見ると、赤いライダースーツに見覚えのあるサンバイザーをつけた女が、目の前まで倒れてきていた電信柱を片手で受け止めていた。
「悪いな将仁、ちょっと道が混んでてよ」
そいつは、サンバイザーを指で突き上げながら、悪びれる様子もなくそう言いやがった。
「お、おい、ヒビキっ!何てことするんだ、俺を殺す気か!」
それは、見紛うことなきヒビキの姿だった。やはりというか、あのバイクはヒビキだったのだ。
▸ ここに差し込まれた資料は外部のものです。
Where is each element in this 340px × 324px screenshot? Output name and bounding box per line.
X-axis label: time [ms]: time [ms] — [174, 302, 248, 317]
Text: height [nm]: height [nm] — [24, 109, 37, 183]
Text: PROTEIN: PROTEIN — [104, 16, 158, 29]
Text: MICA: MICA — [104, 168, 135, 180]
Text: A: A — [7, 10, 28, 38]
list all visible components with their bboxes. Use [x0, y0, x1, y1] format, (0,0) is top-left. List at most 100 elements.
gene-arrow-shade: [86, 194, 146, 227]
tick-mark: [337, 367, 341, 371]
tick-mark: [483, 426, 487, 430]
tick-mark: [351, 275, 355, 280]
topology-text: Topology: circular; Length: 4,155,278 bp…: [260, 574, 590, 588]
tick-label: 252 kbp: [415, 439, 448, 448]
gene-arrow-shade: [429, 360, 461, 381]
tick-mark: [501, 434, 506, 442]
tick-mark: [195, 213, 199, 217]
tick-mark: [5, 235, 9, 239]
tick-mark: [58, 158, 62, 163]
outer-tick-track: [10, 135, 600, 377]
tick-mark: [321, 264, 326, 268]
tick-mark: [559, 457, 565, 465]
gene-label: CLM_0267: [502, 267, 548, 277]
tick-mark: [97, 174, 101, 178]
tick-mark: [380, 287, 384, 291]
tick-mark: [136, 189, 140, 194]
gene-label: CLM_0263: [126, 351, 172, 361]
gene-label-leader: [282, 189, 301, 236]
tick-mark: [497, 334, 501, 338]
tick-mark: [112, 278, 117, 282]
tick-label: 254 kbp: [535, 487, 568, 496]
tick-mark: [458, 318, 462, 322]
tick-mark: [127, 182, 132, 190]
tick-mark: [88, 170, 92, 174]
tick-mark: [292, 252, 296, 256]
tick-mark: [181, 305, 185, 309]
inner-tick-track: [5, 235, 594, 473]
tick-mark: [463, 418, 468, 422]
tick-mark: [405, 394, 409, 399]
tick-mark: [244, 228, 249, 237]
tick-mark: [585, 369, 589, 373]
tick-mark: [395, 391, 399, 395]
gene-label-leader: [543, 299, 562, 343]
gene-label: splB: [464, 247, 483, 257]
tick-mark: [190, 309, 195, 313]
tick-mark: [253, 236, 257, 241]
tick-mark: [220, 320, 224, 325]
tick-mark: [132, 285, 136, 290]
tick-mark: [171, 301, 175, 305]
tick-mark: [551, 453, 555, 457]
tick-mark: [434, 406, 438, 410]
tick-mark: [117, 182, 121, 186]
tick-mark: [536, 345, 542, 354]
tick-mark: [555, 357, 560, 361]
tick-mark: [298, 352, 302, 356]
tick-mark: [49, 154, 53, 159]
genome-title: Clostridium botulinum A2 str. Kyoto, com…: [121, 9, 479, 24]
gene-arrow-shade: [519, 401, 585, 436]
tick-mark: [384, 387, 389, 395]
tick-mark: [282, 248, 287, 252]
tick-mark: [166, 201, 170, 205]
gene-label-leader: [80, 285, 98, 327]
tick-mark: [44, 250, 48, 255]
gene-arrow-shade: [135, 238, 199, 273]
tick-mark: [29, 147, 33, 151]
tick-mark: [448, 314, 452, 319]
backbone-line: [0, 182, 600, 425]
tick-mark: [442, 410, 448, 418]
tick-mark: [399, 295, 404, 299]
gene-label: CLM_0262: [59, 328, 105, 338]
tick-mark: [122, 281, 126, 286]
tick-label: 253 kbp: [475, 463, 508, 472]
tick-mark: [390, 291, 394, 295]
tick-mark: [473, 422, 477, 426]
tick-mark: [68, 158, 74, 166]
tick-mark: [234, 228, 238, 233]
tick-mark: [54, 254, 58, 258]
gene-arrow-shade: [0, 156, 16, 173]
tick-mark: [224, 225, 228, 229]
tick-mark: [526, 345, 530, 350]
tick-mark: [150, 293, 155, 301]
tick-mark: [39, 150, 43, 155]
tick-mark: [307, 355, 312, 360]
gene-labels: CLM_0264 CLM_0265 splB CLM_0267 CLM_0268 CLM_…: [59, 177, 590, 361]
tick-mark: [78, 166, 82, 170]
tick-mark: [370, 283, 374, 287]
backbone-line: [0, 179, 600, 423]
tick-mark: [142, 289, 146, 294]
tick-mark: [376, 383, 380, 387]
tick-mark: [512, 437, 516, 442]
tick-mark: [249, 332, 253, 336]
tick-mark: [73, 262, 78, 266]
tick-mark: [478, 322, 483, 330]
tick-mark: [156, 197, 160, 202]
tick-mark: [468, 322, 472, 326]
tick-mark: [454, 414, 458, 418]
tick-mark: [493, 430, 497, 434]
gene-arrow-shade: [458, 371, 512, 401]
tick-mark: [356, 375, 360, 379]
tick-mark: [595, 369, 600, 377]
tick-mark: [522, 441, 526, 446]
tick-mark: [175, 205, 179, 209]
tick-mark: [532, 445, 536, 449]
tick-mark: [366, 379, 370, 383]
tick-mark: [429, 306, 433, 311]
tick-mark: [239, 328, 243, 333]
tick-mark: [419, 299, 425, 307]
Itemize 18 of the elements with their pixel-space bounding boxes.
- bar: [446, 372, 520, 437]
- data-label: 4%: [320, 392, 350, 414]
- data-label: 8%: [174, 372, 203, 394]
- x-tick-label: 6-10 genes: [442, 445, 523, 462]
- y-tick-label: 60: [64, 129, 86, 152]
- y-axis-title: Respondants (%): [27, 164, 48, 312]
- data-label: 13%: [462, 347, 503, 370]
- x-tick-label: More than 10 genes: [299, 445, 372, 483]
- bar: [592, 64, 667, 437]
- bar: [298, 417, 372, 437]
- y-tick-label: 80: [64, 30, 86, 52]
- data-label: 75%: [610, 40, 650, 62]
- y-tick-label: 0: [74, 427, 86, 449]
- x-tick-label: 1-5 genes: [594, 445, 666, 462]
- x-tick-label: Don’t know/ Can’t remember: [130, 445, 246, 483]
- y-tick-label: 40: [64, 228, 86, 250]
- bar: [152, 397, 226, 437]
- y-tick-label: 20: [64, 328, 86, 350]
「まあまあ将仁サン、結果無事だたからいいじゃないアルか」
「男なんだから細けぇこと言うなって」
そう言って、ヒビキは支えていた電信柱をひょいと横に放った。
どしぃぃぃぃぃん。
そして電信柱が倒れきり、本当に地面が揺れた。
「さて。このあたしが来たからにゃもう心配はいらないぜ」
そう言うなり、ヒビキは迫ってくる連中に向きなおり、楽しそうに指をばきばきと鳴らす。
ヒビキって、こんな凶暴だったっけ。
なんてなことを考えている間に、ヒビキは近くの建屋に近づき、やにわにそこにあるものをぐっと掴んだ。
「おおぉぉぉらああああああぁぁ!」
そして、雄叫びとともにそれを引きずり出した。
ばきばきばきっという破断音、そして崩れ落ちる瓦礫の中から引っ張りだしたそれは、崩れた壁から一部だけ覗いていた、工場を支える鉄骨だった。
「てめえら!死にてぇ奴からきやがれぇ!」
身長の数倍、重さ数トンはありそうな、コンクリートがへばりついたままの鉄骨を頭上に高々と持ち上げ、割れ鐘のような大声でそいつらに向かって怒鳴り散らす。
その姿は、ライダースーツの色も伴って、まるで地獄の話に出てくる赤鬼のようだ。心なしか、角が見えるような感じさえする。
「将仁サン、こっちアル!」
その様に呆気にとられていると、紅娘が腕を引っ張り、建屋とフェンスの隙間に向かって走り出した。